The surgical team arrives for assessment and determines that an incision and drainage procedure is necessary to address the abscess. Meanwhile, the intensivist reviews the antibiotic regimen, considering the need for broad-spectrum coverage. Piperacillin-tazobactam is started, with careful attention to dosing due to the patient's impaired renal function. The nursing team implements close hemodynamic monitoring, initiating a fluid resuscitation protocol with isotonic crystalloids to address hypotension and optimize perfusion.
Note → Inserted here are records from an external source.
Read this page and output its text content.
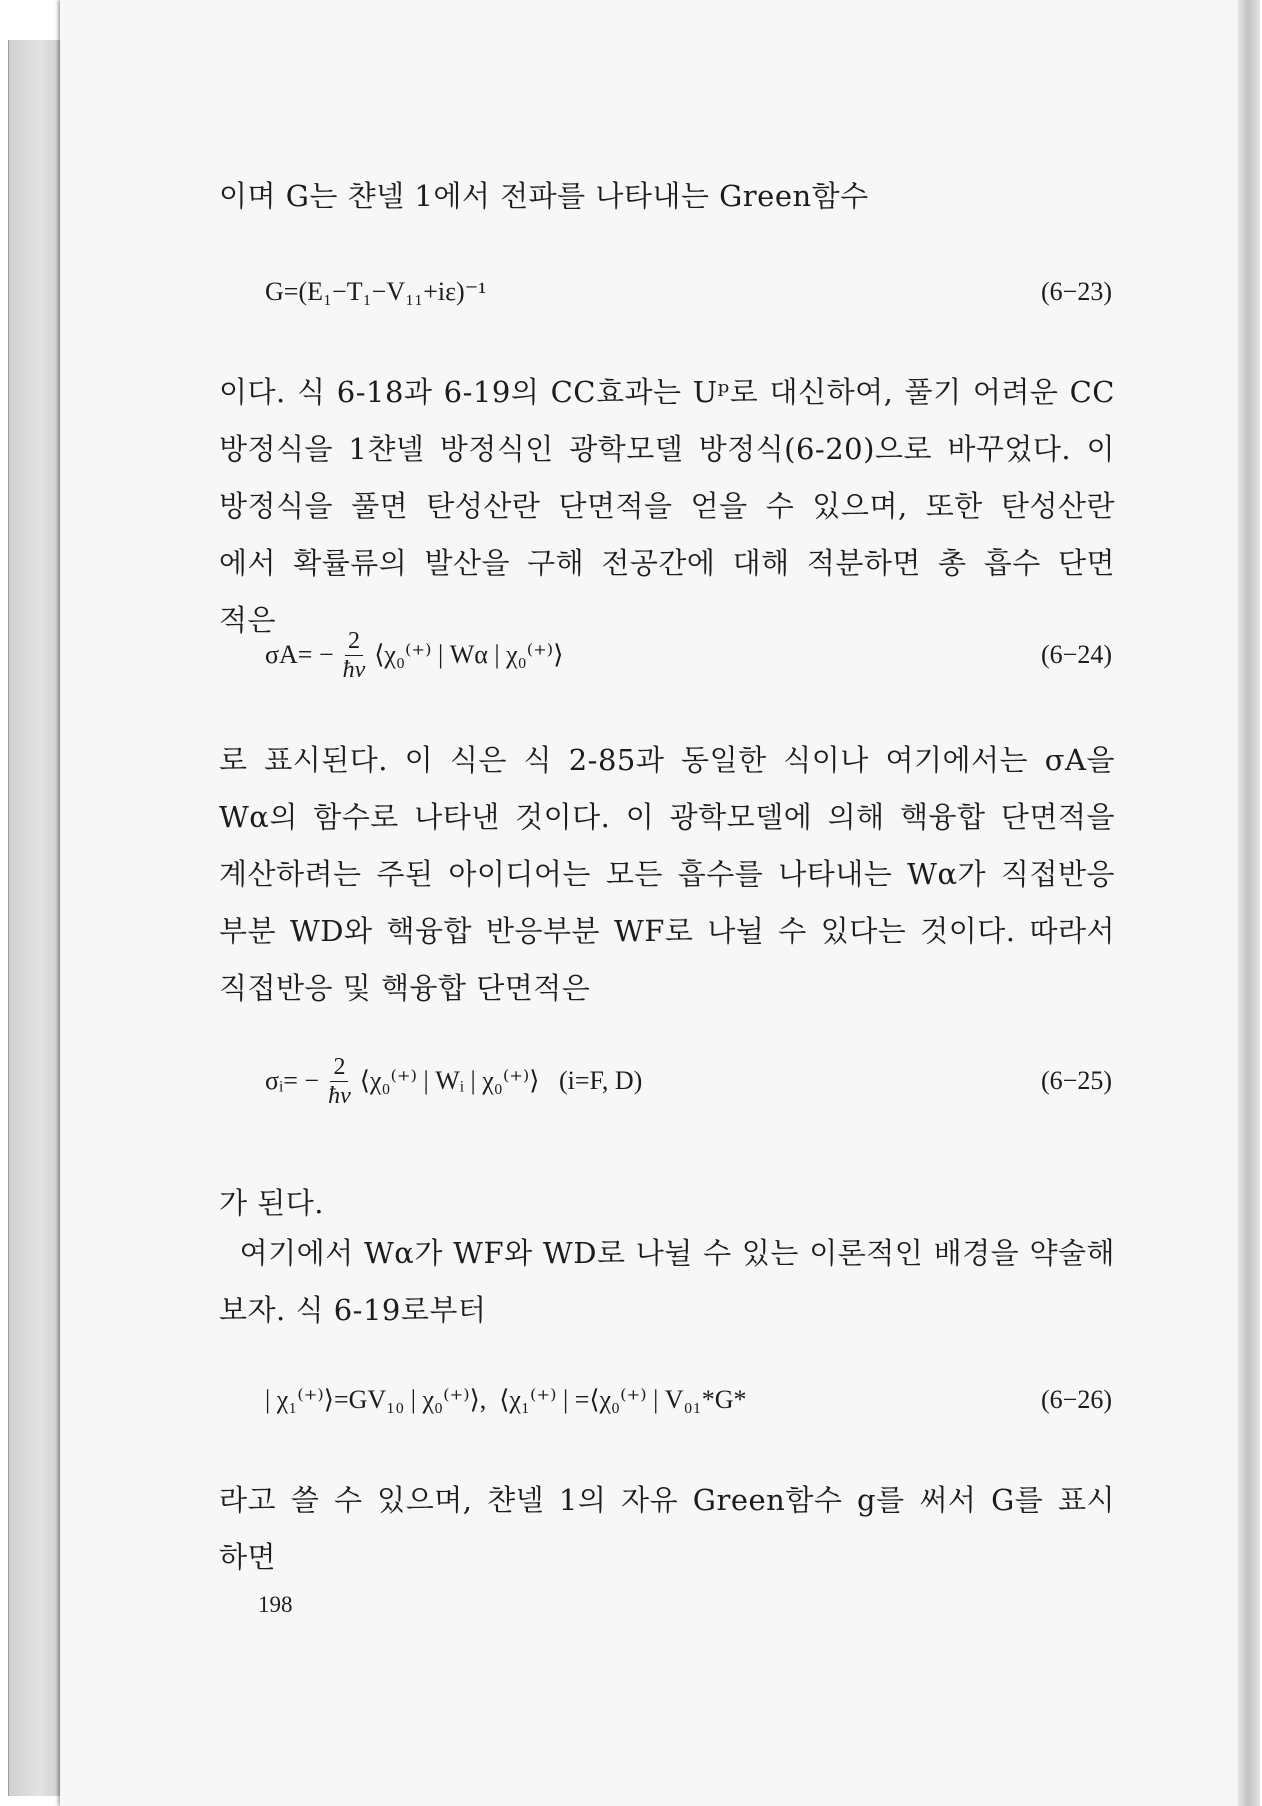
이며 G는 챤넬 1에서 전파를 나타내는 Green함수
G=(E₁−T₁−V₁₁+iε)⁻¹	(6−23)
이다. 식 6-18과 6-19의 CC효과는 Uᵖ로 대신하여, 풀기 어려운 CC
방정식을 1챤넬 방정식인 광학모델 방정식(6-20)으로 바꾸었다. 이
방정식을 풀면 탄성산란 단면적을 얻을 수 있으며, 또한 탄성산란
에서 확률류의 발산을 구해 전공간에 대해 적분하면 총 흡수 단면
적은
$\sigma A= - \frac{2}{ħv}$ ⟨χ₀⁽⁺⁾ | Wα | χ₀⁽⁺⁾⟩	(6−24)
로 표시된다. 이 식은 식 2-85과 동일한 식이나 여기에서는 σA을
Wα의 함수로 나타낸 것이다. 이 광학모델에 의해 핵융합 단면적을
계산하려는 주된 아이디어는 모든 흡수를 나타내는 Wα가 직접반응
부분 WD와 핵융합 반응부분 WF로 나뉠 수 있다는 것이다. 따라서
직접반응 및 핵융합 단면적은
σᵢ= − $\frac{2}{ħv}$ ⟨χ₀⁽⁺⁾ | Wᵢ | χ₀⁽⁺⁾⟩   (i=F, D)	(6−25)
가 된다.
여기에서 Wα가 WF와 WD로 나뉠 수 있는 이론적인 배경을 약술해
보자. 식 6-19로부터
| χ₁⁽⁺⁾⟩=GV₁₀ | χ₀⁽⁺⁾⟩,  ⟨χ₁⁽⁺⁾ | =⟨χ₀⁽⁺⁾ | V₀₁*G*	(6−26)
라고 쓸 수 있으며, 챤넬 1의 자유 Green함수 g를 써서 G를 표시
하면
198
The patient's urine output is closely monitored, and a Foley catheter is inserted to accurately measure output, which is currently 15 mL/hr, reflecting decreased renal perfusion.
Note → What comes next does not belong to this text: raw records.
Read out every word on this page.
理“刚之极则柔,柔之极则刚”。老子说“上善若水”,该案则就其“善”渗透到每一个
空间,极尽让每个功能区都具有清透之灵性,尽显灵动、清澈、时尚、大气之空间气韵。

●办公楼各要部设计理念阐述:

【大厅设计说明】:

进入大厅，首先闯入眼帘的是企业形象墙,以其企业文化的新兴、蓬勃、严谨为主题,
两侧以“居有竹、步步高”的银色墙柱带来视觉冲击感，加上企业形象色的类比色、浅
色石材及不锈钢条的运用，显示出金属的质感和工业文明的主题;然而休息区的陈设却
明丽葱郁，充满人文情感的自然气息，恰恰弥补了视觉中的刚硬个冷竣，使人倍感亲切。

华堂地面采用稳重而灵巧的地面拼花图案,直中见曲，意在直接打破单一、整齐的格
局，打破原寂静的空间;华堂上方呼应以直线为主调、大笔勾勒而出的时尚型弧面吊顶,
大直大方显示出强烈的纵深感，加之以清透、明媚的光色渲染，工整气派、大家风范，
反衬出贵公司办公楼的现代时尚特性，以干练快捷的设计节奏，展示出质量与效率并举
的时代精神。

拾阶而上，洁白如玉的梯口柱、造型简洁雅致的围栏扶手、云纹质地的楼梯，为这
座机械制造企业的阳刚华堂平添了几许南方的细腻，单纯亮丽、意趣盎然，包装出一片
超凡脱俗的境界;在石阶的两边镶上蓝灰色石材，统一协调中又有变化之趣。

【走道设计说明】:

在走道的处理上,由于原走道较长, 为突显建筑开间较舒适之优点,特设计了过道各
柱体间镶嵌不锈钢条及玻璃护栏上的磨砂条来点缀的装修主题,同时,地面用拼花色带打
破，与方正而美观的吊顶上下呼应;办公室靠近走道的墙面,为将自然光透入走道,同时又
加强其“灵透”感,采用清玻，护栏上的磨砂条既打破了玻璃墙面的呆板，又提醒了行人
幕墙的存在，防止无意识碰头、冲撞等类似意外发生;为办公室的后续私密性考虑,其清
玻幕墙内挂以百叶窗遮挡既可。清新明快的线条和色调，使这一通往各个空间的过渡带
The next few hours are critical, as the patient undergoes the incision and drainage procedure. The nursing team remains vigilant, watching for any signs of hemodynamic instability or worsening renal function. The procedure is completed without complications, and the initial drainage of purulent material provides a sense of cautious optimism. However, the team is aware that the patient's response to these interventions in the coming hours will be crucial in determining the next steps in his care journey, whether it involves escalating support or gradual stabilization. Close collaboration between the multidisciplinary team ensures that every aspect of the patient's condition is monitored and managed, from infection control to renal support and hemodynamic stability.
Section 5
Several hours after the incision and drainage procedure, the patient's condition is closely monitored by the nursing team. The initial optimism following the procedure is tempered by a change in the patient's status. Vital signs reveal a worsening trend, with the heart rate increasing to 124 beats per minute and blood pressure dropping further to 82/50 mmHg. The respiratory rate remains elevated at 26 breaths per minute, and the oxygen saturation has decreased to 90% on 4 liters of nasal cannula. The patient's temperature has climbed to 102.4°F (39.1°C), indicating a persistent or worsening infection despite initial antibiotic therapy.
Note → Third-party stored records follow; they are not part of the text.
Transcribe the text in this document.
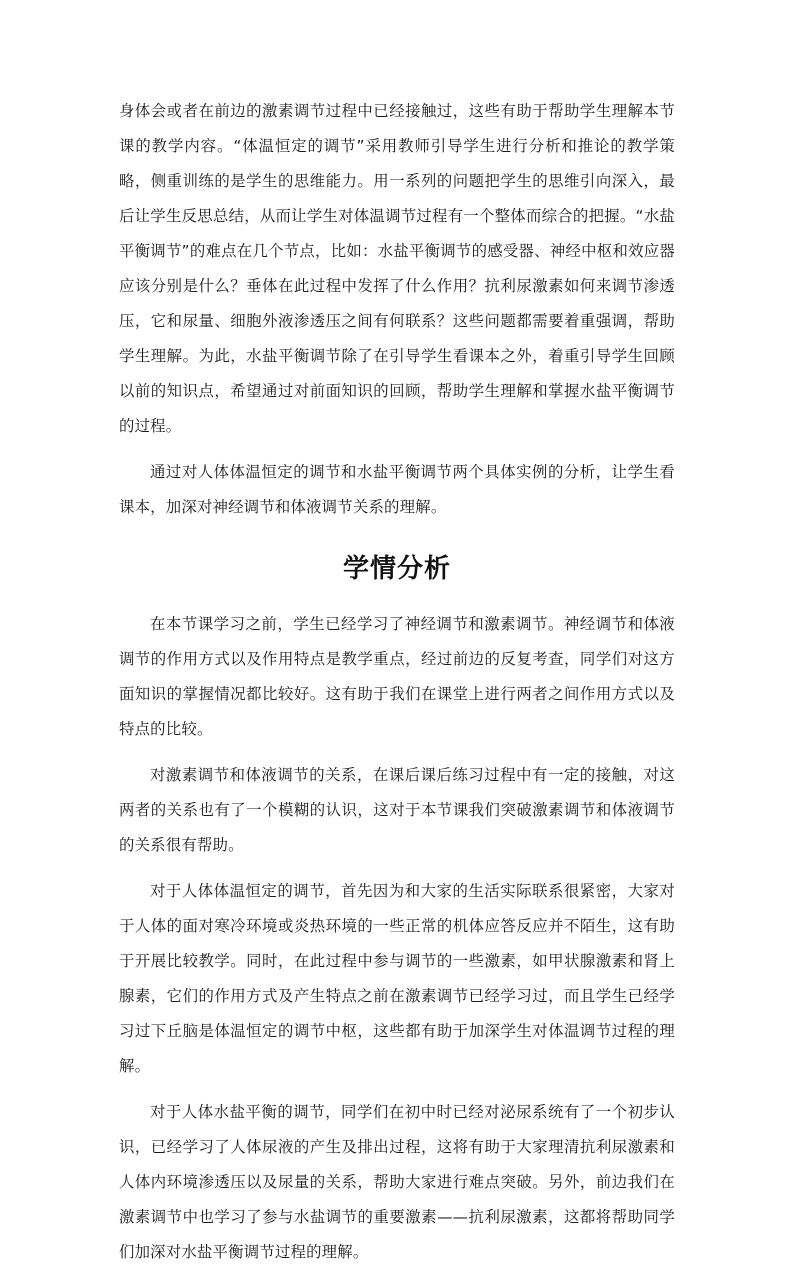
身体会或者在前边的激素调节过程中已经接触过，这些有助于帮助学生理解本节课的教学内容。“体温恒定的调节”采用教师引导学生进行分析和推论的教学策略，侧重训练的是学生的思维能力。用一系列的问题把学生的思维引向深入，最后让学生反思总结，从而让学生对体温调节过程有一个整体而综合的把握。“水盐平衡调节”的难点在几个节点，比如：水盐平衡调节的感受器、神经中枢和效应器应该分别是什么？垂体在此过程中发挥了什么作用？抗利尿激素如何来调节渗透压，它和尿量、细胞外液渗透压之间有何联系？这些问题都需要着重强调，帮助学生理解。为此，水盐平衡调节除了在引导学生看课本之外，着重引导学生回顾以前的知识点，希望通过对前面知识的回顾，帮助学生理解和掌握水盐平衡调节的过程。

通过对人体体温恒定的调节和水盐平衡调节两个具体实例的分析，让学生看课本，加深对神经调节和体液调节关系的理解。

学情分析

在本节课学习之前，学生已经学习了神经调节和激素调节。神经调节和体液调节的作用方式以及作用特点是教学重点，经过前边的反复考查，同学们对这方面知识的掌握情况都比较好。这有助于我们在课堂上进行两者之间作用方式以及特点的比较。

对激素调节和体液调节的关系，在课后课后练习过程中有一定的接触，对这两者的关系也有了一个模糊的认识，这对于本节课我们突破激素调节和体液调节的关系很有帮助。

对于人体体温恒定的调节，首先因为和大家的生活实际联系很紧密，大家对于人体的面对寒冷环境或炎热环境的一些正常的机体应答反应并不陌生，这有助于开展比较教学。同时，在此过程中参与调节的一些激素，如甲状腺激素和肾上腺素，它们的作用方式及产生特点之前在激素调节已经学习过，而且学生已经学习过下丘脑是体温恒定的调节中枢，这些都有助于加深学生对体温调节过程的理解。

对于人体水盐平衡的调节，同学们在初中时已经对泌尿系统有了一个初步认识，已经学习了人体尿液的产生及排出过程，这将有助于大家理清抗利尿激素和人体内环境渗透压以及尿量的关系，帮助大家进行难点突破。另外，前边我们在激素调节中也学习了参与水盐调节的重要激素——抗利尿激素，这都将帮助同学们加深对水盐平衡调节过程的理解。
Lab results return, showing that the white blood cell count has increased to 22,000/mm³, and the lactate level has risen to 4.8 mmol/L, suggesting ongoing tissue hypoperfusion and possible worsening sepsis. The creatinine level has also increased to 2.5 mg/dL, signaling a progression of acute kidney injury. The urine output remains low at 10 mL/hr despite fluid resuscitation efforts, raising concerns about renal perfusion and function. A blood culture has identified the presence of a Gram-negative bacillus, prompting the intensivist to consider adjusting the antibiotic regimen to include coverage for multidrug-resistant organisms.
In response to these developments, the care team convenes to reassess the current management plan. There is a discussion about escalating support, which may include initiating vasopressors to stabilize blood pressure and considering advanced renal support therapies. The team recognizes the need for continuous evaluation of the patient's hemodynamic status, fluid balance, and response to the adjusted antibiotic therapy. This situation requires vigilant clinical reasoning and prompt decision-making, as the patient's path to recovery hinges on effectively managing these new complications and preventing further deterioration.